Environmentalists and dam opponents, meanwhile, were also frustrated by the board's deliberations before its final vote. That's because at one point during the meeting, four members of the board were ready to support a plan that would have made any dam project much less likely.

The proposal came from Frank Mellon, who represents the Castro Valley area. Mellon suggested that the agency adopt an ambitious, 15 percent water rationing plan, which would have slashed water use to such a degree that the dam possibly would be unneeded. Along with Mellon, Linney, Katz, and McIntosh supported the idea, thereby giving it the four votes required to pass. Linney represents Alameda and parts of Oakland, Katz represents Berkeley and North Oakland, and McIntosh represents Richmond. Linney, Katz, and McIntosh also voted at one point in the meeting to kill the dam proposal outright.

But during the board's discussion, Mellon and Katz got into a disagreement that eventually torpedoed the 15 percent rationing. Mellon wanted to vote on the proposal and his plan to further reduce the proposed dam's size, but the details-oriented Katz first wanted to discuss the many other objections he had with East Bay MUD's plans, including numerous minor complaints that paled in importance to Mellon's proposals.

At that point, the meeting had passed the five-hour mark, and board members were obviously growing tired. So when it became clear that Katz would not yield and that it would take a long time to go through all of his concerns, Mellon grew frustrated and stormed out. Mellon, who is known to have a short temper, told the rest of the board that he had a prior engagement and couldn't wait until Katz was done. Sure enough, Katz' issues took more than an hour to deal with.

But Mellon's departure meant that there were no longer four votes for 15 percent rationing. So the proposal eventually failed 3-3, with Katz, Linney, and McIntosh voting "yes," and Coleman; Foulkes, who represents Montclair and Orinda; and Patterson, who represents East Oakland; voting "no." After the meeting, Nesmith of the Sierra Club approached Katz and was visibly unhappy, telling him that his actions were "not helpful." "It's really a shame that it didn't go through," Nesmith said later, referring to the rationing plan.

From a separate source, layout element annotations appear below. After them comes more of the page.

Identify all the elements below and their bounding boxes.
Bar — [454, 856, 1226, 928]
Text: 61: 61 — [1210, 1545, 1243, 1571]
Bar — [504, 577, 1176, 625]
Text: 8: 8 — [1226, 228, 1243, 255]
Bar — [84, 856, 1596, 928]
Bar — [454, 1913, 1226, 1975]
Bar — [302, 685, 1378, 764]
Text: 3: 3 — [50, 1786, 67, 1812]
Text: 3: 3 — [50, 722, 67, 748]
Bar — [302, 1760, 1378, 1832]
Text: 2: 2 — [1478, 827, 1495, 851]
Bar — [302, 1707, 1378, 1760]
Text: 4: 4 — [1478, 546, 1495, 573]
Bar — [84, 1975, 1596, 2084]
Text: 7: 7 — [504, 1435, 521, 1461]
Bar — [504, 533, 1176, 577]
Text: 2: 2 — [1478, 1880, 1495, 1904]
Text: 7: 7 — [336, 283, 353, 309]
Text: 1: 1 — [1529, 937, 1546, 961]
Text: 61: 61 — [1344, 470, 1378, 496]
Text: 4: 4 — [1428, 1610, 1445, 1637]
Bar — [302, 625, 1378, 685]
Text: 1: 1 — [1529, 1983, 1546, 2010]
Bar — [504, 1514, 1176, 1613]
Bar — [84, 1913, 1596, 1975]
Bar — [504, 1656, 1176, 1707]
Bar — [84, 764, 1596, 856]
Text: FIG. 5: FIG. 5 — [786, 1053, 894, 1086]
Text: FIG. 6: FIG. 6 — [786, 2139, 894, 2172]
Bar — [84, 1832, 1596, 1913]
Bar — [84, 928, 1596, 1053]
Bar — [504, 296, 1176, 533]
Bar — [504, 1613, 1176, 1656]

After the meeting, Katz said in hindsight that he would have taken a different approach if he had known what was going to happen. "If Frank had said before the meeting or during the recess that he was going to leave, I would have planned for that," he said. He added that it was unfortunate that the board's final long-range water plan, which requires only 10 percent rationing, does not reflect what the board majority wanted. He said he had not yet decided whether to ask the board to revisit the issue.

Mellon's exit also changed the course of discussions over the size of the dam. Before departing, he proposed a slightly smaller structure — at maximum five-feet shorter — than the one the board eventually approved. But environmentalists, including Katherine Evatt of the Foothill Conservancy, which has been fighting to protect the Mokelumne for twenty years, said after the meeting that Mellon's proposal didn't represent much of an improvement, because it would still have ruined up 1.2 miles of the river.

Finally, it should be noted that some of the other news media that have covered this controversy have repeatedly referred to it as a proposal to "raise" the existing Pardee Dam. East Bay MUD officials have sometimes described it the same way. But that characterization is inaccurate. The old Pardee Dam, built in the 1920s, is structurally incapable of being made taller. As a result, East Bay MUD is proposing to build a new, larger dam downstream from the old one that would significantly expand the existing Pardee Reservoir.